The latency is expected to be lower when running in a single AZ or non-replicated database.
== Reference architecture
The following setup was used to retrieve the settings above to run tests of about 10 minutes for different scenarios:
* OpenShift 4.14.x deployed on AWS via ROSA.
* Machinepool with `m5.4xlarge` instances.
* {project_name} deployed with the Operator and 3 pods in a high-availability setup with two sites in active/passive mode.
* OpenShift's reverse proxy running in passthrough mode were the TLS connection of the client is terminated at the Pod.

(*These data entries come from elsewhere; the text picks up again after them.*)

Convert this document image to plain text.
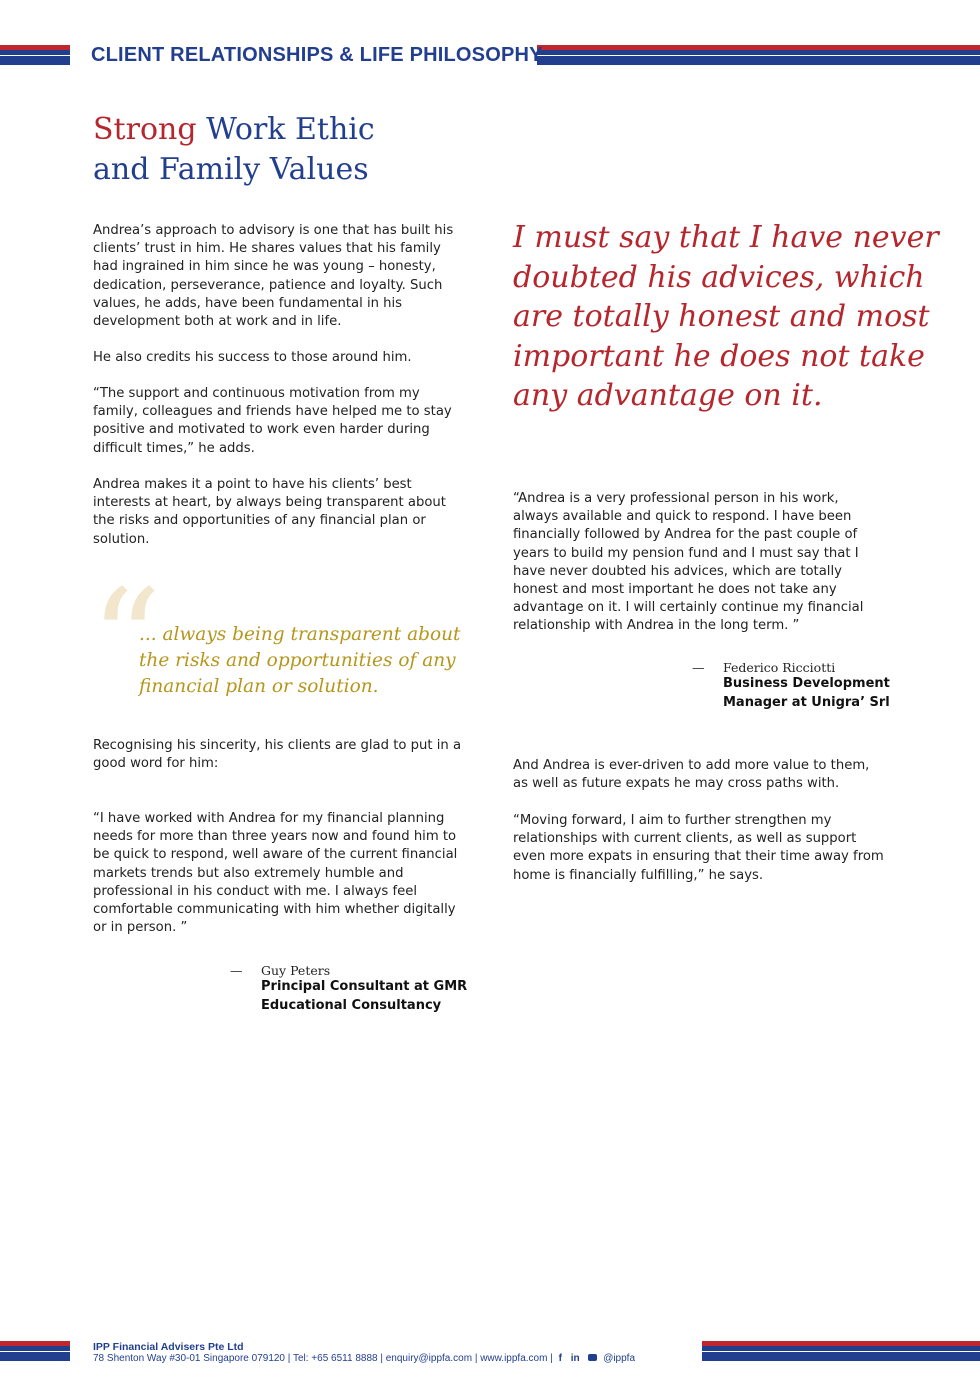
CLIENT RELATIONSHIPS & LIFE PHILOSOPHY
Strong Work Ethic
and Family Values

Andrea’s approach to advisory is one that has built his clients’ trust in him. He shares values that his family had ingrained in him since he was young – honesty, dedication, perseverance, patience and loyalty. Such values, he adds, have been fundamental in his development both at work and in life.

He also credits his success to those around him.

“The support and continuous motivation from my family, colleagues and friends have helped me to stay positive and motivated to work even harder during difficult times,” he adds.

Andrea makes it a point to have his clients’ best interests at heart, by always being transparent about the risks and opportunities of any financial plan or solution.

“

... always being transparent about the risks and opportunities of any financial plan or solution.

Recognising his sincerity, his clients are glad to put in a good word for him:

“I have worked with Andrea for my financial planning needs for more than three years now and found him to be quick to respond, well aware of the current financial markets trends but also extremely humble and professional in his conduct with me. I always feel comfortable communicating with him whether digitally or in person. ”

— Guy Peters
Principal Consultant at GMR Educational Consultancy

I must say that I have never doubted his advices, which are totally honest and most important he does not take any advantage on it.

“Andrea is a very professional person in his work, always available and quick to respond. I have been financially followed by Andrea for the past couple of years to build my pension fund and I must say that I have never doubted his advices, which are totally honest and most important he does not take any advantage on it. I will certainly continue my financial relationship with Andrea in the long term. ”

— Federico Ricciotti
Business Development Manager at Unigra’ Srl

And Andrea is ever-driven to add more value to them, as well as future expats he may cross paths with.

“Moving forward, I aim to further strengthen my relationships with current clients, as well as support even more expats in ensuring that their time away from home is financially fulfilling,” he says.

IPP Financial Advisers Pte Ltd
78 Shenton Way #30-01 Singapore 079120 | Tel: +65 6511 8888 | enquiry@ippfa.com | www.ippfa.com | f in @ippfa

* Database Amazon Aurora PostgreSQL in a multi-AZ setup, with the writer instance in the availability zone of the primary site.
* Default user password hashing with Argon2 and 5 hash iterations and minimum memory size 7 MiB https://cheatsheetseries.owasp.org/cheatsheets/Password_Storage_Cheat_Sheet.html#argon2id[as recommended by OWASP].
* Client credential grants don't use refresh tokens (which is the default).
* Database seeded with 100,000 users and 100,000 clients.
* Infinispan local caches at default of 10,000 entries, so not all clients and users fit into the cache, and some requests will need to fetch the data from the database.
* All sessions in distributed caches as per default, with two owners per entries, allowing one failing Pod without losing data.